Vu la procédure suivante :
Procédure contentieuse antérieure
Mme B... A..., agissant en son nom propre et en tant que représentante légale de M. C... A..., son neveu mineur, a demandé au tribunal administratif de Lyon d'annuler la décision du 10 décembre 2019 par laquelle le préfet du Rhône a refusé à C... A... la délivrance d'un document de circulation pour étranger mineur et d'enjoindre au préfet du Rhône de délivrer un document de circulation pour étranger mineur à C... A... dans un délai d'un mois à compter du jugement, sous astreinte de 100 euros par jour de retard.
Par un jugement n° 2001989 du 2 avril 2021, le tribunal administratif de Lyon a rejeté sa demande.
Procédure devant la cour
Par une requête, enregistrée le 28 avril 2021, Mme A..., agissant en son nom propre et en tant que représentante légale de M. C... A..., son neveu mineur, représentée par Me Bey, demande à la cour :
1°) d'annuler ce jugement du 2 avril 2021 ;
2°) d'annuler la décision du 10 décembre 2019 par laquelle le préfet du Rhône a rejeté la demande de délivrance du document de circulation pour étranger mineur sollicitée ;
3°) d'enjoindre au préfet du Rhône de délivrer un document de circulation pour étranger mineur à C... A... dans un délai d'un mois à compter de l'arrêt à intervenir, sous astreinte de 100 euros par jour de retard ;
4°) de mettre à la charge de l'Etat une somme de 3 000 euros en application de l'article L. 761-1 du code de justice administrative.
Elle soutient que :
- le jugement est insuffisamment motivé ;
- la décision préfectorale est entachée d'une insuffisance de motivation ;
- le refus de délivrance du document de circulation pour étranger mineur a été pris en violation de l'article 3-1 de la convention internationale relative aux droits de l'enfant et de l'article 8 de la convention européenne de sauvegarde des droits de l'homme et des libertés fondamentales.

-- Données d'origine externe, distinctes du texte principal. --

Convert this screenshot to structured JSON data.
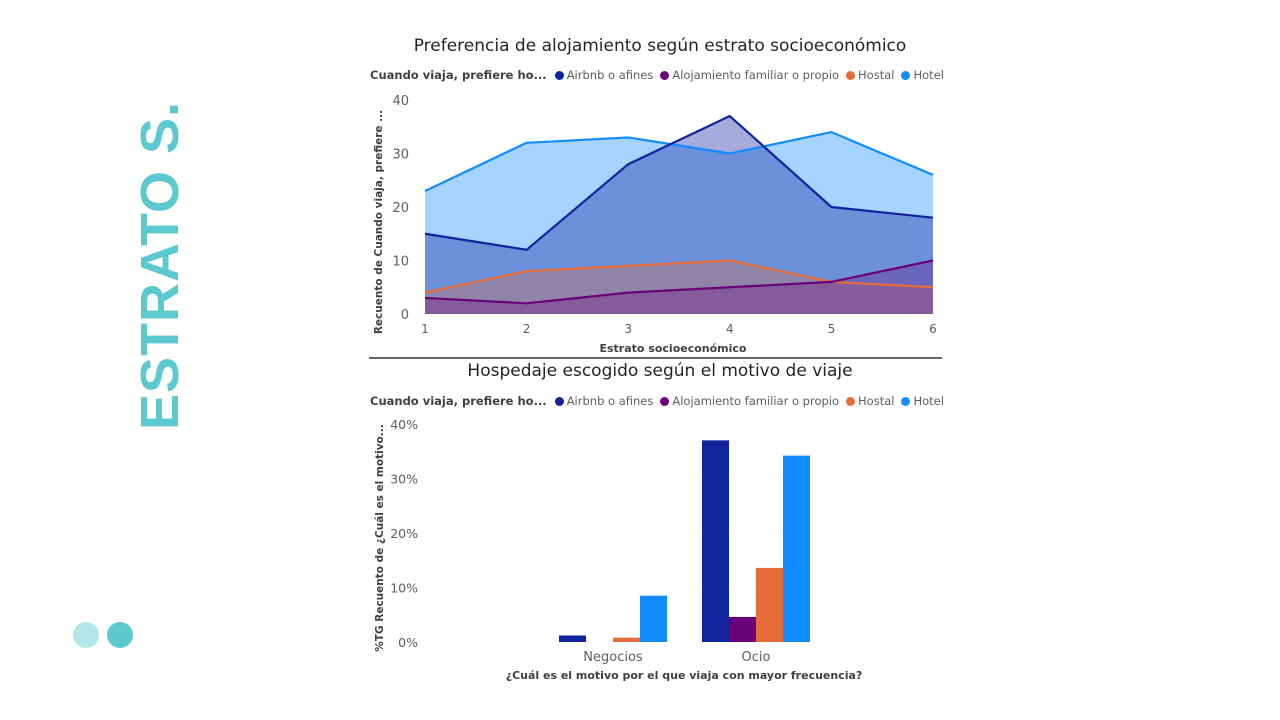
{
  "sidebar": {
    "title": "ESTRATO S.",
    "accent_color": "#5cc8cf",
    "dot_light_color": "#b3e6e9",
    "dot_dark_color": "#5cc8cf"
  },
  "legend": {
    "title": "Cuando viaja, prefiere ho...",
    "entries": [
      {
        "name": "Airbnb o afines",
        "color": "#12239e"
      },
      {
        "name": "Alojamiento familiar o propio",
        "color": "#6b007b"
      },
      {
        "name": "Hostal",
        "color": "#e66c37"
      },
      {
        "name": "Hotel",
        "color": "#118dff"
      }
    ]
  },
  "chart_data": [
    {
      "type": "area",
      "title": "Preferencia de alojamiento según estrato socioeconómico",
      "xlabel": "Estrato socioeconómico",
      "ylabel": "Recuento de Cuando viaja, prefiere ...",
      "x": [
        1,
        2,
        3,
        4,
        5,
        6
      ],
      "ylim": [
        0,
        40
      ],
      "yticks": [
        0,
        10,
        20,
        30,
        40
      ],
      "series": [
        {
          "name": "Airbnb o afines",
          "values": [
            15,
            12,
            28,
            37,
            20,
            18
          ]
        },
        {
          "name": "Alojamiento familiar o propio",
          "values": [
            3,
            2,
            4,
            5,
            6,
            10
          ]
        },
        {
          "name": "Hostal",
          "values": [
            4,
            8,
            9,
            10,
            6,
            5
          ]
        },
        {
          "name": "Hotel",
          "values": [
            23,
            32,
            33,
            30,
            34,
            26
          ]
        }
      ]
    },
    {
      "type": "bar",
      "title": "Hospedaje escogido según el motivo de viaje",
      "xlabel": "¿Cuál es el motivo por el que viaja con mayor frecuencia?",
      "ylabel": "%TG Recuento de ¿Cuál es el motivo...",
      "categories": [
        "Negocios",
        "Ocio"
      ],
      "ylim": [
        0,
        40
      ],
      "yticks": [
        "0%",
        "10%",
        "20%",
        "30%",
        "40%"
      ],
      "series": [
        {
          "name": "Airbnb o afines",
          "values": [
            1.2,
            37
          ]
        },
        {
          "name": "Alojamiento familiar o propio",
          "values": [
            0,
            4.6
          ]
        },
        {
          "name": "Hostal",
          "values": [
            0.8,
            13.6
          ]
        },
        {
          "name": "Hotel",
          "values": [
            8.5,
            34.2
          ]
        }
      ]
    }
  ]
}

La requête a été régulièrement communiquée au préfet du Rhône qui n'a pas produit d'écritures en défense.
Vu les autres pièces du dossier ;
Vu :
- la convention européenne de sauvegarde des droits de l'homme et des libertés fondamentales du 4 novembre 1950 ;
- la convention internationale relative aux droits de l'enfant signée à New-York le 26 janvier 1990 ;
- l'accord franco-algérien du 27 décembre 1968 ;
- le code de l'entrée et du séjour des étrangers et du droit d'asile ;
- le code des relations entre le public et l'administration ;
- le code de justice administrative ;
Le président de la formation de jugement ayant dispensé la rapporteure publique, sur sa proposition, de prononcer des conclusions à l'audience ;
Les parties ayant été régulièrement averties du jour de l'audience ;
Le rapport de Mme Conesa-Terrade, première conseillère, a été entendu au cours de l'audience publique ;
Considérant ce qui suit :
1. Mme B... A..., ressortissante française, s'est vue confier son neveu, le jeune C... ressortissant algérien mineur, par décision de kafala judiciaire rendue par acte du 12 juin 2018 par le tribunal d'Oran, déclarée exécutoire par jugement du tribunal de grande instance de Lyon le 27 mars 2019. Mme A... a sollicité le 7 octobre 2019, auprès de la préfecture du Rhône, la délivrance au jeune C... d'un document de circulation pour étranger mineur. Par une décision du 10 décembre 2019, le préfet du Rhône a rejeté cette demande. La requérante relève appel du jugement par lequel le tribunal administratif de Lyon a rejeté sa demande tendant à l'annulation de cette décision préfectorale.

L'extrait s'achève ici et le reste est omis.